Francis’s backstory, of which I knew nothing beforehand, is told in flashbacks. (The fiancée is fictional, though the real Francis has admitted to having romantic crushes as a teenager and even as a seminarian.) The portrayal of both men, by Anthony Hopkins as Benedict and Jonathan Pryce as Francis, is very humanizing (not initially for Benedict, but his character gets there)—and not just because of the glimpse it provides into Francis’s life prior to the cloth, but also, in part, because of little nods it gives to their interests beyond the church, like Francis’s love of soccer and tango dancing, and Benedict’s piano playing and Fanta drinking.

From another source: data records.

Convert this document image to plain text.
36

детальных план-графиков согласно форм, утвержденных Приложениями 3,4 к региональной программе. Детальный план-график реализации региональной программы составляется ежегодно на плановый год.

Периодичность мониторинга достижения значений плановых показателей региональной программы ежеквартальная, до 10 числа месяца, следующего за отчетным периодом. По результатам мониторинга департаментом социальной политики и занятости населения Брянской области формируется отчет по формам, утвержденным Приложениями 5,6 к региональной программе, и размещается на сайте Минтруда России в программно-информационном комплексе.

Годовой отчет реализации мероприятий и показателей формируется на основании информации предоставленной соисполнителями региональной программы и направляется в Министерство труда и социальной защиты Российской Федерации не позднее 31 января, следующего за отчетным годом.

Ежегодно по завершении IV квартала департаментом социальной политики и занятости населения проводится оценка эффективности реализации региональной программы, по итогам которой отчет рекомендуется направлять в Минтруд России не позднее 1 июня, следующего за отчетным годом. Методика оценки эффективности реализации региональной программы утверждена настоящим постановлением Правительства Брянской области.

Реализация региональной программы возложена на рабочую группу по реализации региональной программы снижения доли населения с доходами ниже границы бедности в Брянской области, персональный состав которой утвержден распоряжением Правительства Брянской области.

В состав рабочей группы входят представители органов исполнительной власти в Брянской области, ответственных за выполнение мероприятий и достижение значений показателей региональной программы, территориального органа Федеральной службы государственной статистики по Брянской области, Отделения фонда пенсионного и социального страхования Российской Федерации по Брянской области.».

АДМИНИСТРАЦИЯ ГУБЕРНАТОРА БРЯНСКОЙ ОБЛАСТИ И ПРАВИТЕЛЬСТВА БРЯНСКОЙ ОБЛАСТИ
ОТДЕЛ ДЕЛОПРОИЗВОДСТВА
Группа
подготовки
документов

And because it shows their personal fallibility, their regret over past misdeeds.

It should be noted that the meeting of the two men at the papal summer residence of Castel Gandolfo prior to Benedict’s resignation is invented, as are many of their lengthy dialogues, which are nonetheless inspired by speeches, letters, and other writings of theirs, brought into conversation with one another by playwright and screenwriter Anthony McCarten.